You will find their heads in the top left half. The finches are a remarkable example of adaptation, just look at their beaks. All of this and more is part real, part anticipation and part dream, so I added two dreaming naturalists, one from ancient Greece and a contemporary. Can you find them?

 

 

The Great Debate

 

Acrylics, lacquer and china ink on deep edged canvas, 

100 x 150 cm (39 x 59 inches)

signed verso “Albrecht”

 

This piece is all about the struggles of creativity and survival, so I invited a number of immortal characters to a table in a library, put a stegosaurus and a sand clock next to it and waited for things to evolve. Bernhard Riemann, the mathematician who provided the maths for Einstein, Carl Sagan and Johannes Keppler are debating the nature of time, behind them Ben Franklin nearly gets his hand blown off in a lightning storm. You will also find Ada Lovelace who probably was the first person to recognise the full potential of algorithms and computers. Another hero of mine is courageous Amelia Earhardt the pilot, who sits between an angry preacher and Archimedes whose circles are about to be disturbed by an ignorant Roman soldier. Sometimes scientific debates get ugly, so I painted two young gentlemen having a fist fight. There is another struggle, that between man and nature, so I created a tug of war between us humans and a Hadron collider. 

Can you find the caveman who feels superior to a Trilobite? This amazing creature and his family (I mean the Trilobite) managed to survive for some 300 million years. We humans are nowhere near this remarkable success. Hey wait, there is also a group of kids sitting next to each other, their noses in books.
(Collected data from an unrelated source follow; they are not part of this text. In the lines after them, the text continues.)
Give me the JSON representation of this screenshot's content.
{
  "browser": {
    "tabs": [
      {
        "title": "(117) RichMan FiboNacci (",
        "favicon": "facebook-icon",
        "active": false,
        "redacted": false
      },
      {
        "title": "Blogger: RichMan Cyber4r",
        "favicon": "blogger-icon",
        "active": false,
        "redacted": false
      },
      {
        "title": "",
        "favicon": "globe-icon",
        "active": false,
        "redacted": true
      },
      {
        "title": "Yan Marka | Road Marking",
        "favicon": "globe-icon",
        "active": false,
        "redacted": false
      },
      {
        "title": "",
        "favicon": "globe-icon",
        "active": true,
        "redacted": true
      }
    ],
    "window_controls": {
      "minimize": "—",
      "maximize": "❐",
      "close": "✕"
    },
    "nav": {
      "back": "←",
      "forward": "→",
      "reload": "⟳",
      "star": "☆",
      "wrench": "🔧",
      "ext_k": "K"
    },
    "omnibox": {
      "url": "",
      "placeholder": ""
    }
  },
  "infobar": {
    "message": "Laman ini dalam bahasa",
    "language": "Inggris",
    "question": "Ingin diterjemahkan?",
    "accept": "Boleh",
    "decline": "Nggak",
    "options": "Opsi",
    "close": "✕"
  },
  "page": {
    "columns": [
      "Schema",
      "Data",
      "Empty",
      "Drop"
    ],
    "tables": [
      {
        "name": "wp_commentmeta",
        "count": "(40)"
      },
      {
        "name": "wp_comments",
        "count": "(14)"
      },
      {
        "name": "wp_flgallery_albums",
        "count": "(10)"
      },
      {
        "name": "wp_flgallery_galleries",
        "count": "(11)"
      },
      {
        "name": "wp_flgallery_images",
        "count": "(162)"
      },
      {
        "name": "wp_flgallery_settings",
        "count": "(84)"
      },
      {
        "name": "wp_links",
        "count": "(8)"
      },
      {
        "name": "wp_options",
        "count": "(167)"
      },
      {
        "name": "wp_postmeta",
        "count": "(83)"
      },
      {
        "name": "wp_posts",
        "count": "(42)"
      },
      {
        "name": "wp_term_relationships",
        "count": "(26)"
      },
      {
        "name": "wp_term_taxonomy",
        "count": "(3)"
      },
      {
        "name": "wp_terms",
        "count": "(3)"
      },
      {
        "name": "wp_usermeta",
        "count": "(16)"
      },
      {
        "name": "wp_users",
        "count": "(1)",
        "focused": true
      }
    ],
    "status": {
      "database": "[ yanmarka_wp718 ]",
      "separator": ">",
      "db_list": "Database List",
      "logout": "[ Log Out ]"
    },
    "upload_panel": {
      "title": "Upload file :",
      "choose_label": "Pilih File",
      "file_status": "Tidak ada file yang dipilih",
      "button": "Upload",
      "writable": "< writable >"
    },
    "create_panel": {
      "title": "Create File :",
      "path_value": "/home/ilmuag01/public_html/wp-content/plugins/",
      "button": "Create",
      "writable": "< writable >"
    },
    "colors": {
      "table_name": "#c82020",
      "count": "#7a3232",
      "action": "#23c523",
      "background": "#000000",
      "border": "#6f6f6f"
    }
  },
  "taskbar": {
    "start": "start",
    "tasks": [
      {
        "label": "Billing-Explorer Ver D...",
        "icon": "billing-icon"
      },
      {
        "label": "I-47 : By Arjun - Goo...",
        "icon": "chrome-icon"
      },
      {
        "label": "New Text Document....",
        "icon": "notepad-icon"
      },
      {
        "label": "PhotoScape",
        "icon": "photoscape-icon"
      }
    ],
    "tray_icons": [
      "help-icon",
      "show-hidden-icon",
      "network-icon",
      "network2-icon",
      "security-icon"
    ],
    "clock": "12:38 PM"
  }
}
I am not sure what they are reading, but I bet they will come up with some impressive ideas, if we let them.

 

 

The Speed of Light

 

Acrylics, lacquer and china ink on deep edged canvas, 

100 x 150 cm (39 x 59 inches)

signed verso “Albrecht”

 

Scientific thought experiments are key instruments of discovery and discussion. This abstrahistic landscape is populated with some of the most iconic visualisations in physics like Schrödinger’s cat, an imagined animal which is dead and alive at the same time, drawn by a silhouetted figure that resembles Lise Meitner, a scientist who never received the Nobel Prize - until I gave her one right here and now on canvas. The actual medal is adorned by a metallic Moebius band, another unlikely but very real object.

Opposite Einstein’s laughing face in the top left corner, a young boy with binoculars explores the sky dominated by Leonardo’s Vitruvian Man, one of the most influential fusions of mathematics and art in the history of ideas. He is positioned like a medieval patron saint in the top middle of the painting - a secular redeemer of golden proportions. Right below him Greek mythical hero Achilles is unsuccessfully chasing a tortoise according to Zeno’s paradox about speed and diminishing distances. A large green train comes zooming towards us from the left as if riding on a beam of light. Einstein used this challenging metaphor to explore the question of simultaneity of observations.

 

 

Shut up, Monkey Brain!

 

Acrylics, lacquer and china ink on deep edged canvas, ! 100 x 150 cm (39 x 59 inches)!
signed verso “Albrecht”!
 

The human mind is a curious thing, capable of both the most ingenious and stupid thoughts almost simultaneously. In this canvas about the brain and human ingenuity I put a silhouette of the brain in the lower left, next to Bertrand Russell, a chimp and an Iguanodon, because this is how our brain is built: lizard, monkey and human. Above Bertrand, Atlas the Titan carries the symbol of radioactivity on his shoulders like a burden or perhaps a treasure. You decide.

Flying through the clouds of his own imagination Baron von Munchhausen sits on his imagined canon ball about to crash into an impossible Rubik’s cube in the top center. Genius self-taught inventor and actress, Hedy Lamarr (please google this brilliant lady!), throws a dirty look at Arno Penzias and Robert Wilson who discovered the Cosmic Background Radiation by sheer luck thus scooping a Nobel Prize. Right below them, another absolute genius, Marie Curie takes a selfie, completing the circle of human imagination, perspiration and creation. Did you know she won the Nobel Prize twice?